I installed a new one piece toilet. I have lived in this house for 22 years and the old toilet did not have this problem. When I noticed the dripping sound after the new toilet was installed I listened all around the toilet and decided the drip sound was coming from the basement so I went down there and there was no water dripping anywhere. I am sure the noise is water dripping and hitting the bottom of the inside of the drain pipe where it takes a 90 degree turn about two feet below the subfloor. The dripping occurs when the toilet is being used and for a few minutes after it is flushed then it stops. The new toilet does not flush like a normal toilet with water swirling out from around the top of the rim - when the handling is pulled everything is just sucked out the hole with no water coming into the bowl. If I had known this I don't think I would have chosen this toilet as it doesn't "come clean" without the water rinse. Whether this flushing system is part of the issue I don't know. There is nothing inside the tank that I can tell is causing this problem.
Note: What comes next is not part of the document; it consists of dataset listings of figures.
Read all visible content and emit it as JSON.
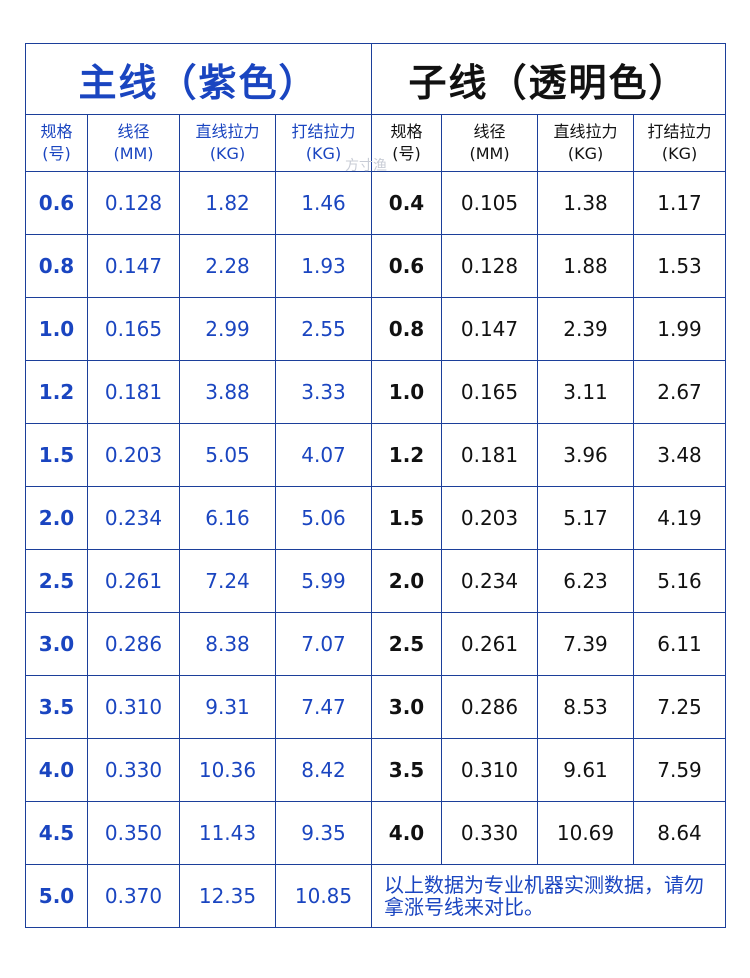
{
  "titles": {
    "main": "主线（紫色）",
    "sub": "子线（透明色）"
  },
  "headers": {
    "main": [
      {
        "l1": "规格",
        "l2": "(号)"
      },
      {
        "l1": "线径",
        "l2": "(MM)"
      },
      {
        "l1": "直线拉力",
        "l2": "(KG)"
      },
      {
        "l1": "打结拉力",
        "l2": "(KG)"
      }
    ],
    "sub": [
      {
        "l1": "规格",
        "l2": "(号)"
      },
      {
        "l1": "线径",
        "l2": "(MM)"
      },
      {
        "l1": "直线拉力",
        "l2": "(KG)"
      },
      {
        "l1": "打结拉力",
        "l2": "(KG)"
      }
    ]
  },
  "main_rows": [
    [
      "0.6",
      "0.128",
      "1.82",
      "1.46"
    ],
    [
      "0.8",
      "0.147",
      "2.28",
      "1.93"
    ],
    [
      "1.0",
      "0.165",
      "2.99",
      "2.55"
    ],
    [
      "1.2",
      "0.181",
      "3.88",
      "3.33"
    ],
    [
      "1.5",
      "0.203",
      "5.05",
      "4.07"
    ],
    [
      "2.0",
      "0.234",
      "6.16",
      "5.06"
    ],
    [
      "2.5",
      "0.261",
      "7.24",
      "5.99"
    ],
    [
      "3.0",
      "0.286",
      "8.38",
      "7.07"
    ],
    [
      "3.5",
      "0.310",
      "9.31",
      "7.47"
    ],
    [
      "4.0",
      "0.330",
      "10.36",
      "8.42"
    ],
    [
      "4.5",
      "0.350",
      "11.43",
      "9.35"
    ],
    [
      "5.0",
      "0.370",
      "12.35",
      "10.85"
    ]
  ],
  "sub_rows": [
    [
      "0.4",
      "0.105",
      "1.38",
      "1.17"
    ],
    [
      "0.6",
      "0.128",
      "1.88",
      "1.53"
    ],
    [
      "0.8",
      "0.147",
      "2.39",
      "1.99"
    ],
    [
      "1.0",
      "0.165",
      "3.11",
      "2.67"
    ],
    [
      "1.2",
      "0.181",
      "3.96",
      "3.48"
    ],
    [
      "1.5",
      "0.203",
      "5.17",
      "4.19"
    ],
    [
      "2.0",
      "0.234",
      "6.23",
      "5.16"
    ],
    [
      "2.5",
      "0.261",
      "7.39",
      "6.11"
    ],
    [
      "3.0",
      "0.286",
      "8.53",
      "7.25"
    ],
    [
      "3.5",
      "0.310",
      "9.61",
      "7.59"
    ],
    [
      "4.0",
      "0.330",
      "10.69",
      "8.64"
    ]
  ],
  "note": "以上数据为专业机器实测数据，请勿拿涨号线来对比。",
  "watermark": "方寸渔",
  "colors": {
    "main_accent": "#1a45c0",
    "sub_text": "#111111",
    "border": "#1c3f9a"
  }
}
I am wondering if the toilet is seated properly on the wax ring.


----------



## rodkahn (Aug 13, 2012)

*I think I have this exact issue*

when u pee, u can hear a dripping noise, but there is no leak.
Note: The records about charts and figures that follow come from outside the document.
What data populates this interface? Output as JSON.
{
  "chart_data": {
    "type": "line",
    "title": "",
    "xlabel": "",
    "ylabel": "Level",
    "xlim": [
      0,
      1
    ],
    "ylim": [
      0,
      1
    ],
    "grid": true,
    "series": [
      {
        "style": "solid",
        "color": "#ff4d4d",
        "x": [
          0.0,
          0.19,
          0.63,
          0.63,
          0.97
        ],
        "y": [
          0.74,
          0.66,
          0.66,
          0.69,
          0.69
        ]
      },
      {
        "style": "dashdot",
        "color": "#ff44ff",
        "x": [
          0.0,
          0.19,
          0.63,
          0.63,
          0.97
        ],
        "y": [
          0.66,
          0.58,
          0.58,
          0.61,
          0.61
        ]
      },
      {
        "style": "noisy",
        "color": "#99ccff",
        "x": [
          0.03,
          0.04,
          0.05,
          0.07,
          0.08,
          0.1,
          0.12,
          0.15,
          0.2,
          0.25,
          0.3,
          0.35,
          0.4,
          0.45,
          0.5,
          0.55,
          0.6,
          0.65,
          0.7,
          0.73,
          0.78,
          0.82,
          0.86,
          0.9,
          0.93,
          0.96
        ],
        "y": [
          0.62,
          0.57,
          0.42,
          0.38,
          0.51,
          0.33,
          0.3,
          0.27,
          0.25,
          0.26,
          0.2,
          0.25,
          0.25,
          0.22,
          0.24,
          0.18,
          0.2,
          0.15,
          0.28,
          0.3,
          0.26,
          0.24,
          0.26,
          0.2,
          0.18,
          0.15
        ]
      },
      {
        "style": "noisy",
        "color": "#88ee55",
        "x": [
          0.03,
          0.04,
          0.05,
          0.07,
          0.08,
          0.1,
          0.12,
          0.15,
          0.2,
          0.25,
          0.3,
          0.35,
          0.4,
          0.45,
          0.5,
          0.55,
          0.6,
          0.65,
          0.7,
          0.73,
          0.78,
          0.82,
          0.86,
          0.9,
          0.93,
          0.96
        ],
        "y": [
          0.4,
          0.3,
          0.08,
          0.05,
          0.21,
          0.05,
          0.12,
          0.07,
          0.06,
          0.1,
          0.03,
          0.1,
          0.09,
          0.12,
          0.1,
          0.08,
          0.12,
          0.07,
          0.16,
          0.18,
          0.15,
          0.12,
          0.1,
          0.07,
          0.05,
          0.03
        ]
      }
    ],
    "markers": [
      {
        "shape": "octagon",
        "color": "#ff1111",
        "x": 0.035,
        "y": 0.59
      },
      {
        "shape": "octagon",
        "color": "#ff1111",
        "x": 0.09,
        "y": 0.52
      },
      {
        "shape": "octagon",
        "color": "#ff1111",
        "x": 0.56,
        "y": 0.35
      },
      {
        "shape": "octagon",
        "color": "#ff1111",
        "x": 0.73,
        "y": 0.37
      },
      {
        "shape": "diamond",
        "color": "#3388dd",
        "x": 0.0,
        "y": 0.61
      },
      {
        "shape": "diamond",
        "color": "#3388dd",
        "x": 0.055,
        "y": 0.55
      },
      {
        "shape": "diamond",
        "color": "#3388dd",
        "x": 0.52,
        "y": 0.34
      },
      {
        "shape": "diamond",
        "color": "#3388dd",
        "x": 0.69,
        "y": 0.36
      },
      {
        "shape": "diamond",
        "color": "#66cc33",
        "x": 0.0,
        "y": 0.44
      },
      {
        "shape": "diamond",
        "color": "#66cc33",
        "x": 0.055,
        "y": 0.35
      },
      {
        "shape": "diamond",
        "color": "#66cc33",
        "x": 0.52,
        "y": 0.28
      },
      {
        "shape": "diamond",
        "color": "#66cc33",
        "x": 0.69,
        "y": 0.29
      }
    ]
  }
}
never experienced this before with any toilet.

I BET THE TOILET PIPE CONNECTION IS PLASTIC, DOING A 90 DEG TURN. WHEREAS BEFORE, IT WAS CAST IRON. 

http://www.terrylove.com/forums/archive/index.php/t-44352.html?

http://ths.gardenweb.com/forums/load/bath/msg0412571517927.html


----------



## tadair919 (Oct 27, 2013)

*I have the exact same problem*

Not related at all to accessorries like drain valve or flapper.

It has to do with the volume in the bowl. It only drips when you are using the toilet (#1 or #2). After you flush and volume retuns to normal it stops making a noise.

If anyone has any other ideas on how to fix it would be greatly appreciated.


----------



## tadair919 (Oct 27, 2013)

*posted this too hastily*

Rodkan's links posted above to a similar thread discuss the problem in good detail. I believe either lowering the fill line in the tank or if this was a recently installed toilet tell the plumber to fix it by leveling it perfectly I think. If it's not perfectly level that dripping can happen. (This info from one of the links above.)


----------



## Ghostmaker (Mar 2, 2013)

Insert some food dye into the tank. If any reaches the bowel then you have a flapper problem. This is without flushing and give it an hour.


----------